Il serait impossible de donner une idée du magnétisme qui émanait de cet homme étonnant, aux allures de dandy frivole, tandis qu’il se faisait l’apôtre du sentiment le plus fort qui soit au monde. Pendant qu’il parlait, toute l’histoire de son immense amour pour la femme qui l’avait d’abord si injustement méconnu semblait écrite sur sa mâle physionomie toute rayonnante de tendresse.
Delatour, sensible à ce magnétisme, ne s’irrita point du conseil que contenaient les paroles de son ami.

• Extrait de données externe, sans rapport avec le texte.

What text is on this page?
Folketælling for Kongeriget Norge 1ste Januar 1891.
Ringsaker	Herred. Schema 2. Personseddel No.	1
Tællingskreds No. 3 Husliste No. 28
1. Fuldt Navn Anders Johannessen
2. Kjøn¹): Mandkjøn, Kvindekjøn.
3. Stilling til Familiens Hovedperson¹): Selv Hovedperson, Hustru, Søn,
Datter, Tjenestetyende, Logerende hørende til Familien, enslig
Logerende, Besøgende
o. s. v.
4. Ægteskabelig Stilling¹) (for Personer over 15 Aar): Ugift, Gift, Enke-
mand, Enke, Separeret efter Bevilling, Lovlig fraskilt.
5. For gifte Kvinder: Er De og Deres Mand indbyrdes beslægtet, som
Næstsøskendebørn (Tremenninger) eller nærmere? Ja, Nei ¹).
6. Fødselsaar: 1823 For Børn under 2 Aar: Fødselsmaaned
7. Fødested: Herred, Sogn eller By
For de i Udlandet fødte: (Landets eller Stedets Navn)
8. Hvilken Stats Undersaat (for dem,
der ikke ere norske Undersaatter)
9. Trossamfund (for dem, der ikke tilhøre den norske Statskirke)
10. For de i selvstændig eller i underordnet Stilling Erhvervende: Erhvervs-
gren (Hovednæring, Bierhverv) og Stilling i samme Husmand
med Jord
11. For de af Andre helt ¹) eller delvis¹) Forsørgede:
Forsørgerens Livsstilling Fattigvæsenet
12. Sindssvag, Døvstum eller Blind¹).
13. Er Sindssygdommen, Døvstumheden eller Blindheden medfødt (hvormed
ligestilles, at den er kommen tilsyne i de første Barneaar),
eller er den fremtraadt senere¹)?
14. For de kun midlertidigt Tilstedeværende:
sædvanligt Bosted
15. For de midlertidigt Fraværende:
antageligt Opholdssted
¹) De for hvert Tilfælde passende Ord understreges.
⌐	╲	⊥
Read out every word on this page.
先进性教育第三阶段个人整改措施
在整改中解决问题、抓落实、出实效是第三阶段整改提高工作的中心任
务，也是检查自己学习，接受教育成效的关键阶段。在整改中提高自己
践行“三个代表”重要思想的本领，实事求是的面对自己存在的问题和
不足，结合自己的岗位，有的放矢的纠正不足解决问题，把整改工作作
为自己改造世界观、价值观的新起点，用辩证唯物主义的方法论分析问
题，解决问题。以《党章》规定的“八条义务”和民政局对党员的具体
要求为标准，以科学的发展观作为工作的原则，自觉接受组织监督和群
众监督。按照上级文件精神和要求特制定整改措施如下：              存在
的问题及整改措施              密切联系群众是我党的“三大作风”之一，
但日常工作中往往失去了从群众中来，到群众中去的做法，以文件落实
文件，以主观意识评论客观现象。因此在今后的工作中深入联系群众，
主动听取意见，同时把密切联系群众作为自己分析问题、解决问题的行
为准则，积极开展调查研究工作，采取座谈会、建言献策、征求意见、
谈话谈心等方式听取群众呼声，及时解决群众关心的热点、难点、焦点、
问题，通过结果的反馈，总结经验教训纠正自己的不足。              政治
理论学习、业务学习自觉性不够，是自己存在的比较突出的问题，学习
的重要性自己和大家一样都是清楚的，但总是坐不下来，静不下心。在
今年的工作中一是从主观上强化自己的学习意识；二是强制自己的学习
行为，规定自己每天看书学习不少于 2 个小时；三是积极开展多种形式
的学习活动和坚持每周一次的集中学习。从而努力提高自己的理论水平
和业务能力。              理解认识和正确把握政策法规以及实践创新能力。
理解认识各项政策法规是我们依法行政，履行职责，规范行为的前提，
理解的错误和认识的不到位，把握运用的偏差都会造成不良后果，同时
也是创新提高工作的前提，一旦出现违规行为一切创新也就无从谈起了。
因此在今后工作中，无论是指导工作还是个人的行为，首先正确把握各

L’esprit captivé tout entier par l’étude des grands problèmes sociaux qui causaient le bouleversement de son pays, il n’avait point eu le temps jusque-là d’apprendre la douce leçon que donne un amour profond, humain et passionné. À présent, Juliette personnifiait à ses yeux ses rêves les plus beaux, mais en pensée il la voyait tellement au-dessus de lui qu’il eût à peine souffert si on lui avait démontré qu’elle était hors de sa portée. Dans un cœur satisfait par ce culte quasi médiéval, les paroles de Blakeney venaient de soulever pour la première fois le désir de quelque chose d’autre, quelque chose à la fois de plus faible et d’infiniment puissant, quelque chose de plus terrestre et pourtant de presque divin.
– Eh bien ! allons-nous retrouver ces dames ? proposa Blakeney après une longue pause durant laquelle le travail de son esprit actif se devinait dans le regard profond qu’il attachait sur son ami. Conservez donc vos documents dans ce bureau, donnez-en la garde à Mlle de Marny, et, si un jour, la créature idéale assise sur les nuages vient à choir sur la terre, donnez-moi, alors, le privilège d’être témoin de votre bonheur.
– Je vois que vous n’êtes pas convaincu, Blakeney, fit Delatour d’un ton léger. Si vous dites un mot de plus, je confie tous mes papiers à Mlle de Marny jusqu’à demain.